Nun werden die Gäste neu aufgeteilt, eine Gruppe fährt weiter mit der Traditionsbahn nach Soller, von dort mit dem Schiff zur Calobra, der Schlangenstraße usw. Weil es Heidi vor den Abgründen der Calobra graust, haben wir den anderen Part gebucht, der im Landesinneren einige Überraschungen verspricht. Dazu müssen die Busse neu eingeteilt werden, schnell, wie wir sind, entern wir einen schicken Doppeldeckerbus und belegen die erste Reihe hinter den Frontfenstern im Oberdeck.

Lange währt unsere Freude nicht, als uns erboste Mitfahrer darauf aufmerksam machen, daß sie schon vorher dort gesessen hätten. Man diskutiert ein wenig, dann rücke ich eine Reihe nach hinten, ein ebenfalls kompromißbereiter Herr setzt sich neben mich, und wir vertragen uns im weiteren Verlauf der Fahrt ganz gut.

Unsere Reiseleiterin ist nun eine Dame, ich glaube mit dem Namen Anette, auch eine Deutsche, die an einem Spanier hängengeblieben ist. Die macht nun ihre Sache sehr gut und erzählt viel Wissenswertes von Land und Leuten. Westlich von Palma befindet sich das Tal der 1000 Windmühlen. Es handelt sich aber um Windpumpen, die zur Bewässerung dienten. Heute zerfallen sie zumeist, wenn sie nicht mit staatlicher Hilfe wieder hergerichtet werden..

Wir fahren durch die Orte Llucmajor, Campos und Santanyi. Alles ist um diese Tageszeit wie ausgestorben, es ist Siesta-Zeit, außerdem ist am ersten Mai auch hier Feiertag. Die Siesta von mittags bis nachmittags gegen vier verbringen die Spanier - nicht nur auf Mallorca - vor dem Fernseher. Die Fernsehprogramme sind darauf eingerichtet und bringen vornehmlich Werbung. Die amerikanischen Billigserien, die werden dann beim anschließenden Einkaufsplausch durchgehechelt. So nähert man sich wohl weltweit nicht der vieldiskutierten Multi- sondern leider eher einer Fernseh-Monokultur.

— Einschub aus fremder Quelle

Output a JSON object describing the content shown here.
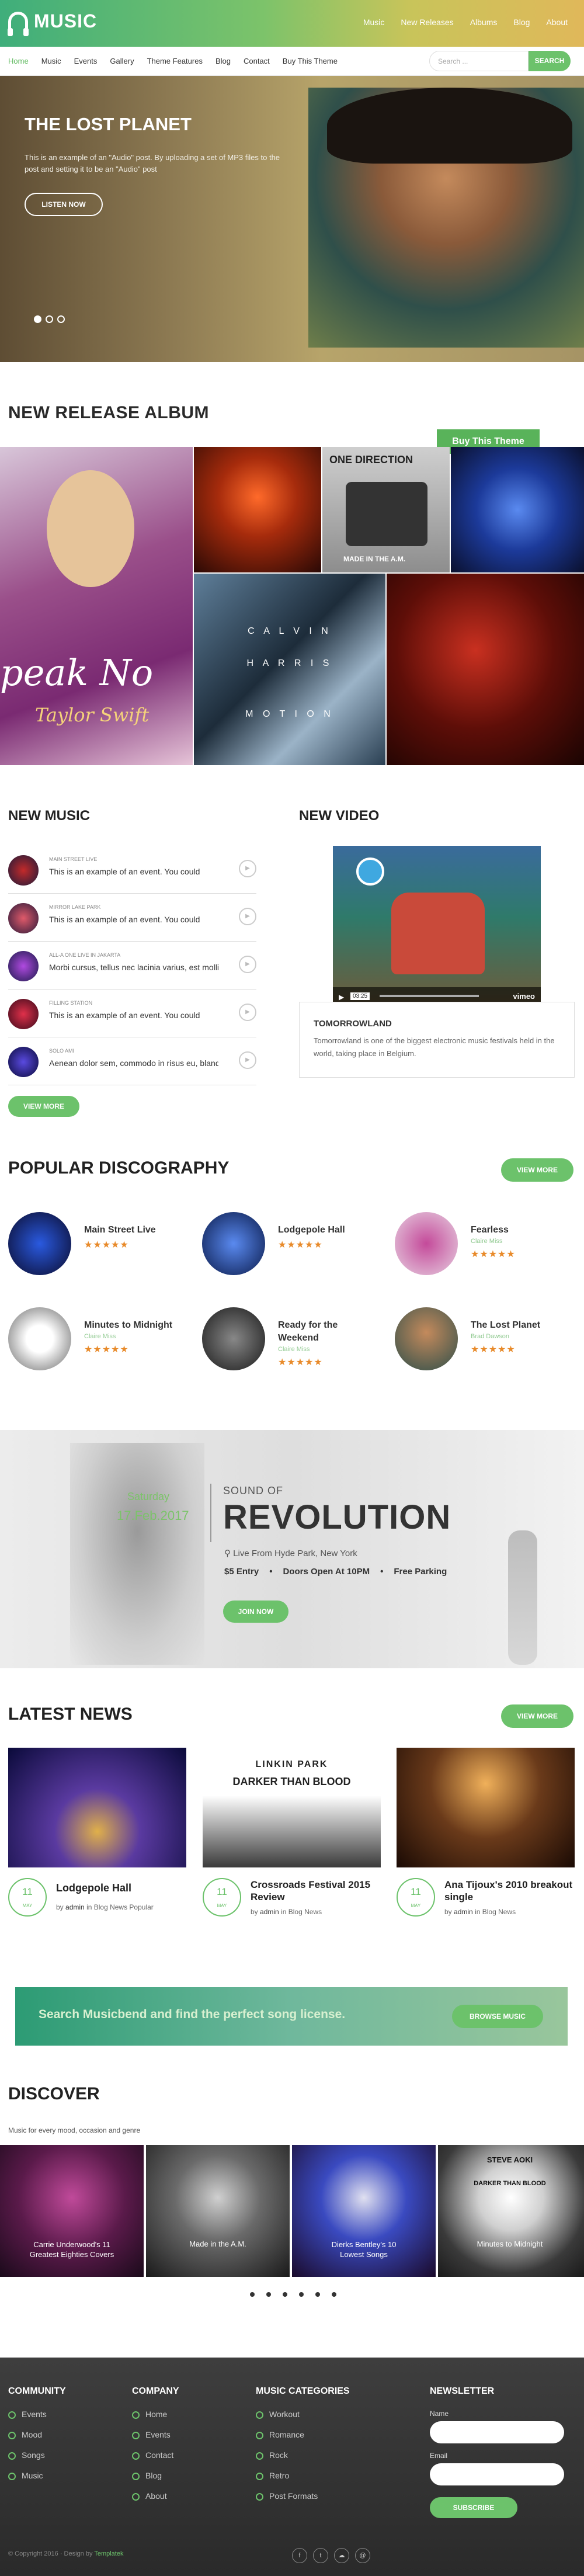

In den verwinkelten Gassen dieser Orte hat der Busfahrer sein Tun, um die engen Straßenecken herum zu manövrieren, oft erkennt man an einem hervorstehenden Balkon die Spuren weniger erfolgreicher Versuche. Vom Bus aus kann man die Romantik der Szenerie nur erahnen, eine Radtour in späteren Jahren mit den Möglichkeiten einer intensiveren Aufnahme bietet sich an.

Mit dem Rad sind übrigens eine ganze Menge unterwegs, meistens aber geduckt dahinbrausende Rennfahrer, die sich hier unter idealen Bedingungen auf die Saison vorbereiten. Ob sie auch die blühenden Wiesen sehen, gelbe und weiße Margariten, wo es nicht allzu trocken ist. Leider blüht der Mohn nicht so üppig wie erhofft, nur in einer Niederung ist alles blutrot übergossen, da halten sogar die Leihwagenfahrer zum Fotografieren an.

In der Gegend herrscht Obstanbau vor, Feigen und Datteln, Oliven, Apfelsinen und Zitronen oder Bäume mit den Schoten der Johannisbrotfrucht. Zwischen den Anwesen ziehen sich handgesetzte Trockenmauern hin. Dafür gibt es in Pollenca eine Spezialschule, allein ein ganzes Jahr Theorie gehört zur Ausbildung. So ein Facharbeiter schafft dann am Tag einen Meter Mauer, Frage, was das dann kosten mag. Es ist unvorstellbar, wie die kunstvollen historischen Mauern aus der Maurenzeit in den unzugänglichen Berggegenden entstanden sind, welcher Einsatz an menschlicher Arbeitskraft dafür nötig war.

Auf dieser Strecke gibt es auch die vielen verlassenen und verfallenden Fincas, die man heute günstig erwerben kann, wenn man weiß, was man sich da einhandelt. Immer wieder sagen wir: Da ist eine für uns! In einem schloßartigen Anwesen wohne eine deutsche Familie schon seit Jahren, teilt uns Anette über Mikrofon mit, und die Hälse drehen sich nach rechts in Richtung auf ein zinnenbewehrtes Gemäuer.

Schließlich erreichen wir Cala Figuera, ein idyllischer Hafenort an einer kleinen Bucht, 20 Min. Aufenthalt. Ein Rätsel wird uns mit auf den Weg gegeben, hier sei der größte Beschiß abgelaufen, ob wir drauf kämen. Ich tippe auf Fischerboote von Fischern, die keine mehr sind. Erstmal Fototermin: "Wenn's di dohanne naschtelsch, kriag i das Leuchttürmle mit nei" - das sind wohl Schwaben. Ich mache auch ein Bild von der malerischen Bucht, eine Hibiskusblüte im Vordergrund.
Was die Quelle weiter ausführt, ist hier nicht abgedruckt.